El ganadero respondió al saludo descubriéndose y tendiendo su mano, mezcla de sarmientos resecos y ásperos reptiles, que el forastero apretó con cortesía.
-Los señores dirán -fue su tosco saludo.
El corredor quiso mediar en la conversación pero el inglés al que llamaban Comingan, no estaba dispuesto a dejarse embaucar y fue al grano. Con un fuerte acento, pero empleando correctamente cada una de las palabras, construyendo las frases con cierto estilo, se encaró al ganadero.
-Queremos comprar una corrida de toros bravos -dijo-. No vamos a regatear el precio, pero queremos los ejemplares más bravos que tenga y que los lleve hasta Cádiz.
El ganadero estudió a sus dos clientes. Su indumentaria demostraba palpablemente que disfrutaban de buena posición: casacas de terciopelo, jubones ajustados y abotonados en pedrerías, calzones cortos, con medias y zapatos adornados de innecesarias hebillas plateadas. Al más joven no le faltaba siquiera un lunar de terciopelo negro en el carrillo derecho, que era la moda del momento y con los que los cortesanos trataban de desviar la atención de las cicatrices que la viruela había dejado en sus rostros ¿Qué entenderían de toros aquellos dos vestidos para un salón de baile?
El corredor comprendió lo que estaba pensando y en un apartado le soltó lo que había venido mascullando desde que se le presentó la ocasión de terciar en la venta.
-¡Estos no tienen ni idea de toros! Véndeles lo que te sobre de por ahí y cóbrales como si fuera ganado de primera.
El ganadero lo miró con desdén.
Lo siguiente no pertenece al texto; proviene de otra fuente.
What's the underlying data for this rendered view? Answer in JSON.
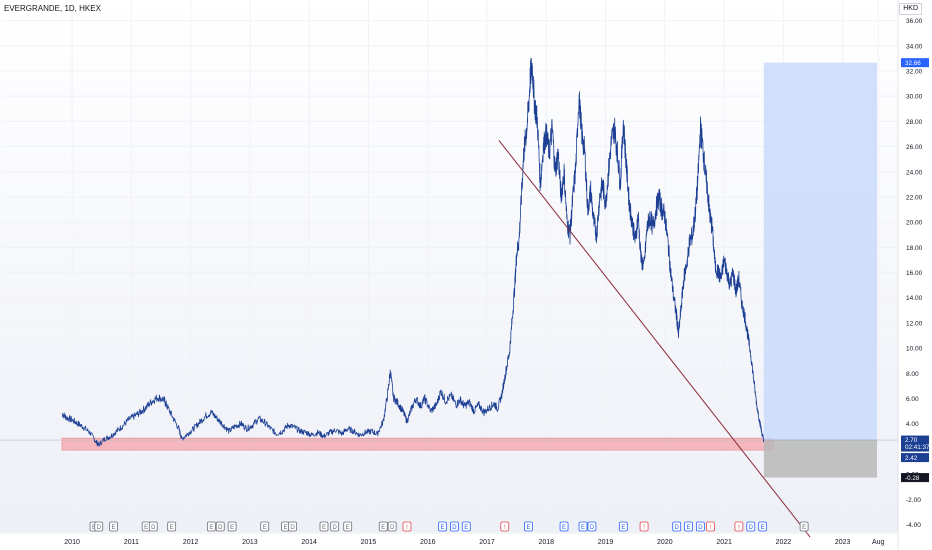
{
  "header": {
    "symbol_title": "EVERGRANDE, 1D, HKEX",
    "currency": "HKD",
    "scale_glyph": "3"
  },
  "colors": {
    "background": "#ffffff",
    "price_line": "#1c3f94",
    "trendline": "#8b2a37",
    "support_zone": "#f5a3aa",
    "target_zone": "#c9d9fb",
    "stop_zone": "#b8b8b8",
    "event_red": "#e5484d",
    "event_blue": "#2962ff",
    "event_gray": "#6b6f7a"
  },
  "chart_data": {
    "type": "line",
    "title": "",
    "xlabel": "",
    "ylabel": "",
    "x_unit": "year",
    "xlim": [
      2009.83,
      2023.9
    ],
    "ylim": [
      -4.6,
      37
    ],
    "y_ticks": [
      -4,
      -2,
      0,
      2,
      4,
      6,
      8,
      10,
      12,
      14,
      16,
      18,
      20,
      22,
      24,
      26,
      28,
      30,
      32,
      34,
      36
    ],
    "x_ticks": [
      {
        "x": 2010,
        "label": "2010"
      },
      {
        "x": 2011,
        "label": "2011"
      },
      {
        "x": 2012,
        "label": "2012"
      },
      {
        "x": 2013,
        "label": "2013"
      },
      {
        "x": 2014,
        "label": "2014"
      },
      {
        "x": 2015,
        "label": "2015"
      },
      {
        "x": 2016,
        "label": "2016"
      },
      {
        "x": 2017,
        "label": "2017"
      },
      {
        "x": 2018,
        "label": "2018"
      },
      {
        "x": 2019,
        "label": "2019"
      },
      {
        "x": 2020,
        "label": "2020"
      },
      {
        "x": 2021,
        "label": "2021"
      },
      {
        "x": 2022,
        "label": "2022"
      },
      {
        "x": 2023,
        "label": "2023"
      },
      {
        "x": 2023.6,
        "label": "Aug"
      }
    ],
    "grid": true,
    "series": [
      {
        "name": "",
        "points": [
          [
            2009.83,
            4.8
          ],
          [
            2009.9,
            4.5
          ],
          [
            2010.0,
            4.3
          ],
          [
            2010.1,
            4.0
          ],
          [
            2010.2,
            3.7
          ],
          [
            2010.3,
            3.3
          ],
          [
            2010.4,
            2.6
          ],
          [
            2010.45,
            2.3
          ],
          [
            2010.55,
            2.8
          ],
          [
            2010.65,
            3.0
          ],
          [
            2010.75,
            3.4
          ],
          [
            2010.85,
            3.8
          ],
          [
            2010.95,
            4.3
          ],
          [
            2011.05,
            4.6
          ],
          [
            2011.15,
            4.9
          ],
          [
            2011.25,
            5.3
          ],
          [
            2011.35,
            5.8
          ],
          [
            2011.45,
            6.1
          ],
          [
            2011.55,
            5.9
          ],
          [
            2011.6,
            5.4
          ],
          [
            2011.7,
            4.5
          ],
          [
            2011.8,
            3.6
          ],
          [
            2011.85,
            2.8
          ],
          [
            2011.95,
            3.2
          ],
          [
            2012.05,
            3.6
          ],
          [
            2012.15,
            4.1
          ],
          [
            2012.25,
            4.6
          ],
          [
            2012.35,
            4.9
          ],
          [
            2012.45,
            4.4
          ],
          [
            2012.55,
            3.9
          ],
          [
            2012.65,
            3.4
          ],
          [
            2012.75,
            3.8
          ],
          [
            2012.85,
            4.0
          ],
          [
            2012.95,
            3.6
          ],
          [
            2013.05,
            3.9
          ],
          [
            2013.15,
            4.4
          ],
          [
            2013.25,
            4.1
          ],
          [
            2013.35,
            3.6
          ],
          [
            2013.45,
            3.2
          ],
          [
            2013.55,
            3.4
          ],
          [
            2013.65,
            3.9
          ],
          [
            2013.75,
            3.7
          ],
          [
            2013.85,
            3.4
          ],
          [
            2013.95,
            3.3
          ],
          [
            2014.05,
            3.1
          ],
          [
            2014.15,
            3.3
          ],
          [
            2014.25,
            3.0
          ],
          [
            2014.35,
            3.3
          ],
          [
            2014.45,
            3.5
          ],
          [
            2014.55,
            3.2
          ],
          [
            2014.65,
            3.6
          ],
          [
            2014.75,
            3.4
          ],
          [
            2014.85,
            3.1
          ],
          [
            2014.95,
            3.3
          ],
          [
            2015.05,
            3.4
          ],
          [
            2015.15,
            3.2
          ],
          [
            2015.25,
            4.2
          ],
          [
            2015.32,
            6.2
          ],
          [
            2015.37,
            8.2
          ],
          [
            2015.42,
            6.1
          ],
          [
            2015.5,
            5.6
          ],
          [
            2015.58,
            5.0
          ],
          [
            2015.65,
            4.2
          ],
          [
            2015.72,
            5.1
          ],
          [
            2015.8,
            6.0
          ],
          [
            2015.88,
            5.4
          ],
          [
            2015.95,
            6.0
          ],
          [
            2016.05,
            5.0
          ],
          [
            2016.15,
            5.5
          ],
          [
            2016.22,
            6.6
          ],
          [
            2016.3,
            5.8
          ],
          [
            2016.4,
            6.2
          ],
          [
            2016.48,
            5.5
          ],
          [
            2016.55,
            5.9
          ],
          [
            2016.62,
            5.4
          ],
          [
            2016.7,
            5.7
          ],
          [
            2016.78,
            5.0
          ],
          [
            2016.86,
            5.5
          ],
          [
            2016.95,
            4.9
          ],
          [
            2017.05,
            5.3
          ],
          [
            2017.12,
            5.6
          ],
          [
            2017.18,
            5.2
          ],
          [
            2017.25,
            6.3
          ],
          [
            2017.32,
            8.2
          ],
          [
            2017.38,
            9.7
          ],
          [
            2017.42,
            12.0
          ],
          [
            2017.47,
            15.0
          ],
          [
            2017.5,
            17.5
          ],
          [
            2017.54,
            18.5
          ],
          [
            2017.58,
            22.0
          ],
          [
            2017.62,
            25.5
          ],
          [
            2017.66,
            27.0
          ],
          [
            2017.7,
            29.0
          ],
          [
            2017.73,
            31.5
          ],
          [
            2017.76,
            32.5
          ],
          [
            2017.8,
            29.5
          ],
          [
            2017.85,
            28.0
          ],
          [
            2017.9,
            23.0
          ],
          [
            2017.95,
            26.0
          ],
          [
            2018.0,
            27.0
          ],
          [
            2018.05,
            25.5
          ],
          [
            2018.1,
            27.5
          ],
          [
            2018.15,
            24.0
          ],
          [
            2018.2,
            25.5
          ],
          [
            2018.25,
            22.0
          ],
          [
            2018.3,
            24.0
          ],
          [
            2018.35,
            20.0
          ],
          [
            2018.4,
            19.0
          ],
          [
            2018.45,
            22.0
          ],
          [
            2018.5,
            24.5
          ],
          [
            2018.55,
            30.0
          ],
          [
            2018.6,
            27.0
          ],
          [
            2018.65,
            25.5
          ],
          [
            2018.7,
            21.0
          ],
          [
            2018.75,
            22.5
          ],
          [
            2018.8,
            20.0
          ],
          [
            2018.85,
            19.0
          ],
          [
            2018.9,
            22.0
          ],
          [
            2018.95,
            23.0
          ],
          [
            2019.0,
            21.5
          ],
          [
            2019.05,
            24.0
          ],
          [
            2019.1,
            26.5
          ],
          [
            2019.15,
            27.5
          ],
          [
            2019.2,
            25.5
          ],
          [
            2019.25,
            23.0
          ],
          [
            2019.3,
            28.0
          ],
          [
            2019.35,
            24.5
          ],
          [
            2019.4,
            21.5
          ],
          [
            2019.45,
            20.0
          ],
          [
            2019.5,
            18.5
          ],
          [
            2019.55,
            20.5
          ],
          [
            2019.6,
            17.0
          ],
          [
            2019.65,
            16.5
          ],
          [
            2019.7,
            19.5
          ],
          [
            2019.75,
            20.5
          ],
          [
            2019.8,
            19.5
          ],
          [
            2019.85,
            21.0
          ],
          [
            2019.9,
            22.0
          ],
          [
            2019.95,
            21.0
          ],
          [
            2020.0,
            20.5
          ],
          [
            2020.05,
            18.5
          ],
          [
            2020.1,
            16.0
          ],
          [
            2020.15,
            14.0
          ],
          [
            2020.2,
            12.5
          ],
          [
            2020.23,
            11.0
          ],
          [
            2020.27,
            13.0
          ],
          [
            2020.32,
            15.5
          ],
          [
            2020.38,
            17.0
          ],
          [
            2020.42,
            18.5
          ],
          [
            2020.47,
            19.0
          ],
          [
            2020.52,
            21.0
          ],
          [
            2020.56,
            23.5
          ],
          [
            2020.6,
            27.5
          ],
          [
            2020.64,
            26.0
          ],
          [
            2020.68,
            24.0
          ],
          [
            2020.72,
            22.5
          ],
          [
            2020.76,
            20.5
          ],
          [
            2020.8,
            19.5
          ],
          [
            2020.85,
            16.5
          ],
          [
            2020.9,
            16.0
          ],
          [
            2020.95,
            15.5
          ],
          [
            2021.0,
            17.0
          ],
          [
            2021.05,
            16.0
          ],
          [
            2021.1,
            15.0
          ],
          [
            2021.15,
            16.0
          ],
          [
            2021.2,
            14.5
          ],
          [
            2021.25,
            15.5
          ],
          [
            2021.3,
            13.5
          ],
          [
            2021.35,
            12.5
          ],
          [
            2021.4,
            11.0
          ],
          [
            2021.45,
            9.5
          ],
          [
            2021.5,
            7.5
          ],
          [
            2021.55,
            5.5
          ],
          [
            2021.6,
            4.2
          ],
          [
            2021.64,
            3.2
          ],
          [
            2021.67,
            2.7
          ]
        ]
      }
    ],
    "trendline": {
      "x1": 2017.2,
      "y1": 26.5,
      "x2": 2022.45,
      "y2": -5.0
    },
    "support_zone": {
      "x1": 2009.83,
      "x2": 2021.83,
      "y_low": 1.9,
      "y_high": 2.85
    },
    "long_position": {
      "x1": 2021.67,
      "x2": 2023.58,
      "entry": 2.7,
      "target": 32.66,
      "stop": -0.28
    },
    "price_labels": [
      {
        "value": 32.66,
        "text": "32.66",
        "kind": "target"
      },
      {
        "value": 2.7,
        "text": "2.70",
        "kind": "last"
      },
      {
        "value": 2.7,
        "text": "02:41:37",
        "kind": "countdown"
      },
      {
        "value": 2.42,
        "text": "2.42",
        "kind": "line"
      },
      {
        "value": -0.28,
        "text": "-0.28",
        "kind": "stop"
      }
    ],
    "events": [
      {
        "x": 2010.37,
        "label": "E",
        "color": "gray"
      },
      {
        "x": 2010.45,
        "label": "D",
        "color": "gray"
      },
      {
        "x": 2010.7,
        "label": "E",
        "color": "gray"
      },
      {
        "x": 2011.25,
        "label": "E",
        "color": "gray"
      },
      {
        "x": 2011.37,
        "label": "D",
        "color": "gray"
      },
      {
        "x": 2011.68,
        "label": "E",
        "color": "gray"
      },
      {
        "x": 2012.35,
        "label": "E",
        "color": "gray"
      },
      {
        "x": 2012.5,
        "label": "D",
        "color": "gray"
      },
      {
        "x": 2012.7,
        "label": "E",
        "color": "gray"
      },
      {
        "x": 2013.25,
        "label": "E",
        "color": "gray"
      },
      {
        "x": 2013.6,
        "label": "E",
        "color": "gray"
      },
      {
        "x": 2013.72,
        "label": "D",
        "color": "gray"
      },
      {
        "x": 2014.25,
        "label": "E",
        "color": "gray"
      },
      {
        "x": 2014.43,
        "label": "D",
        "color": "gray"
      },
      {
        "x": 2014.65,
        "label": "E",
        "color": "gray"
      },
      {
        "x": 2015.25,
        "label": "E",
        "color": "gray"
      },
      {
        "x": 2015.4,
        "label": "D",
        "color": "gray"
      },
      {
        "x": 2015.65,
        "label": "!",
        "color": "red"
      },
      {
        "x": 2016.25,
        "label": "E",
        "color": "blue"
      },
      {
        "x": 2016.45,
        "label": "D",
        "color": "blue"
      },
      {
        "x": 2016.65,
        "label": "E",
        "color": "blue"
      },
      {
        "x": 2017.3,
        "label": "!",
        "color": "red"
      },
      {
        "x": 2017.7,
        "label": "E",
        "color": "blue"
      },
      {
        "x": 2018.3,
        "label": "E",
        "color": "blue"
      },
      {
        "x": 2018.62,
        "label": "E",
        "color": "blue"
      },
      {
        "x": 2018.77,
        "label": "D",
        "color": "blue"
      },
      {
        "x": 2019.3,
        "label": "E",
        "color": "blue"
      },
      {
        "x": 2019.65,
        "label": "!",
        "color": "red"
      },
      {
        "x": 2020.2,
        "label": "D",
        "color": "blue"
      },
      {
        "x": 2020.4,
        "label": "E",
        "color": "blue"
      },
      {
        "x": 2020.6,
        "label": "D",
        "color": "blue"
      },
      {
        "x": 2020.77,
        "label": "!",
        "color": "red"
      },
      {
        "x": 2021.25,
        "label": "!",
        "color": "red"
      },
      {
        "x": 2021.45,
        "label": "D",
        "color": "blue"
      },
      {
        "x": 2021.65,
        "label": "E",
        "color": "blue"
      },
      {
        "x": 2022.35,
        "label": "E",
        "color": "gray"
      }
    ]
  }
}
No era esa su forma de proceder. Lo bueno tenía un precio y lo malo o regular otro, pero cada uno el suyo.
-Y ¿cuándo piensan los señores celebrar esa corrida de toros? –preguntó rascándose la cabeza por debajo del chambergo.
-El sábado veintiocho, si es posible que estén los toros allí –respondió mister Comingan.
-¡Estarán! –fue la respuesta escueta y precisa-. Si quieren, me acompañan a ver el ganado y ustedes mismos elijen lo que desean comprar. En el precio no vamos a discutir, les digo ahora lo que valen y si están de acuerdo empezamos a apartarlos.
Los ingleses se miraron, oyeron el precio de cada toro y no les pareció excesivo, luego, subidos en un carro de altos varales, acompañaron a los vaqueros a escoger los toros.
-Y ¿qué dicen los señores que piensan celebrar? –preguntó el ganadero, cabalgando junto al carro.
-La coronación de nuestro rey, Jacobo II de Inglaterra, Irlanda y Escocia –respondió mister Comingan.
-Y ¿por una cosa que ha pasado tan lejos, van ustedes a hacer una corrida de toros en Cádiz? –preguntó incrédulo el ganadero, mientras apoyaba la garrocha sobre el hombro.
-Es deseo de su Majestad que todo el mundo sepa que ha sido coronado rey y las órdenes que hemos recibido son las de hacer, en cada lugar, la fiesta más sonada con la que el pueblo pueda divertirse, por eso, junto con otros muchos ingleses que viven en esta zona, hemos pensado que lo mejor es una corrida de toros –le explico el inglés.